Can risk be measured? Risk of course, has a level of uncertainty attached to it, and may seem difficult to measure. Many people find it difficult to believe that Risk can be measured.
Risk can be measured. We are fortunate, in today’s times, with advanced technology and historical data, we can use data to recognize historical cases that put businesses at risk. Exploratory Data Analysis and techniques such as Machine Learning can help businesses to identify patterns in the data that are associated with Risk. Using statistical significance testing we are able to identify which factors scientifically contribute to the risk under study.
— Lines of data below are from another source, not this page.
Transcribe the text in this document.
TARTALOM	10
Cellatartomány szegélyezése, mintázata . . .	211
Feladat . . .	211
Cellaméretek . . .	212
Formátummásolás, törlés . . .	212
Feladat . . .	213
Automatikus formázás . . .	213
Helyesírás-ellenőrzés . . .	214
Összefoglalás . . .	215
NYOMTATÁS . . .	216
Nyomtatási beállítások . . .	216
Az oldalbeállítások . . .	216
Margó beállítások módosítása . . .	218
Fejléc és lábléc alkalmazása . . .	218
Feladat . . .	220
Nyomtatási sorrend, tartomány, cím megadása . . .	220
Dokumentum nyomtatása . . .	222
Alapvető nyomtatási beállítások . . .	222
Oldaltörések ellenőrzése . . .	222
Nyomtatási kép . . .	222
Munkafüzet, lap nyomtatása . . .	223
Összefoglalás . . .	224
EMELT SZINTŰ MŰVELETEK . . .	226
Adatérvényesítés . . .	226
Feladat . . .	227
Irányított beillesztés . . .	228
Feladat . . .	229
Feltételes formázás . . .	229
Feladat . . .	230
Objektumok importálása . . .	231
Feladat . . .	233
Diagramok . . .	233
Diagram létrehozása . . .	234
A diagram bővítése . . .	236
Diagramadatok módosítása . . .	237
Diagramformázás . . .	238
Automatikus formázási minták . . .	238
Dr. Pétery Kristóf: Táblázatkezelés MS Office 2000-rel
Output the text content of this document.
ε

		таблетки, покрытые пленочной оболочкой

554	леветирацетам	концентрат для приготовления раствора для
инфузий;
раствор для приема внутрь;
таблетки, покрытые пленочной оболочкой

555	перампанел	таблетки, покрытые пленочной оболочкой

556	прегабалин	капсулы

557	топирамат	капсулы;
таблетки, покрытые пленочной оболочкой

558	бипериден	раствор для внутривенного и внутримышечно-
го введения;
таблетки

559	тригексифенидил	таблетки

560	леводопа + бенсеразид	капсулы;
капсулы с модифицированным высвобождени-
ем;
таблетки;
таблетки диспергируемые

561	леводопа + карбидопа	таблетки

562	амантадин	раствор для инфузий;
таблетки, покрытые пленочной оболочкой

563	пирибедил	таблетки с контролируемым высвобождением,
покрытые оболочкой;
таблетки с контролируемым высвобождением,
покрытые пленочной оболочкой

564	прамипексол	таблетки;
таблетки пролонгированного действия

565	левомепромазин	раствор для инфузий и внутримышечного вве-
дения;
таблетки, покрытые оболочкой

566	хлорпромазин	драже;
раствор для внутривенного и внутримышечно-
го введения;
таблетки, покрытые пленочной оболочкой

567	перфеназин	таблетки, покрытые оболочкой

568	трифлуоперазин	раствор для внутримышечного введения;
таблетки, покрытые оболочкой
Of course, not all cases will be identified as ‘Risk’ but some cases will have a higher probability of risk than other cases. This means that a business would need to have a strategy in place to manage the different levels of risk. Some “Risks” are “critical” and need urgent response and action, while other “Risk” are important but less urgent.
In the case where your business provides credit to customers, it is important to identify which customers are highly not likely to pay their loan and the size of their loan. As some customers will have a loan size of $1000 with a probability of 90% chance of not paying back the loan. Another customer may have a loan size of $10 Million with a probability of 60% chance of not paying back the loan. Businesses often forget to look at the loan size and only focus on the probability of someone being a credit risk, when in fact, the higher loan amount is most times more critical that it be paid back than the smaller loan sizes. Businesses need to have different risk minimization strategies based on “Size of Loan” and “Probability of Credit Risk”.
When Businesses have a Strategy for Risk Minimization, they can integrate their credit data analysis results with their risk minimization strategy and automate it into a complete decision support system for their credit officers.
Fortunately, with the large volumes of data, businesses can use machine learning techniques to crunch customer transactional, demographic, social media, and lifestyle data, etc to score customers faster and smarter giving businesses the enhanced customer experience and competitive edge in decision making.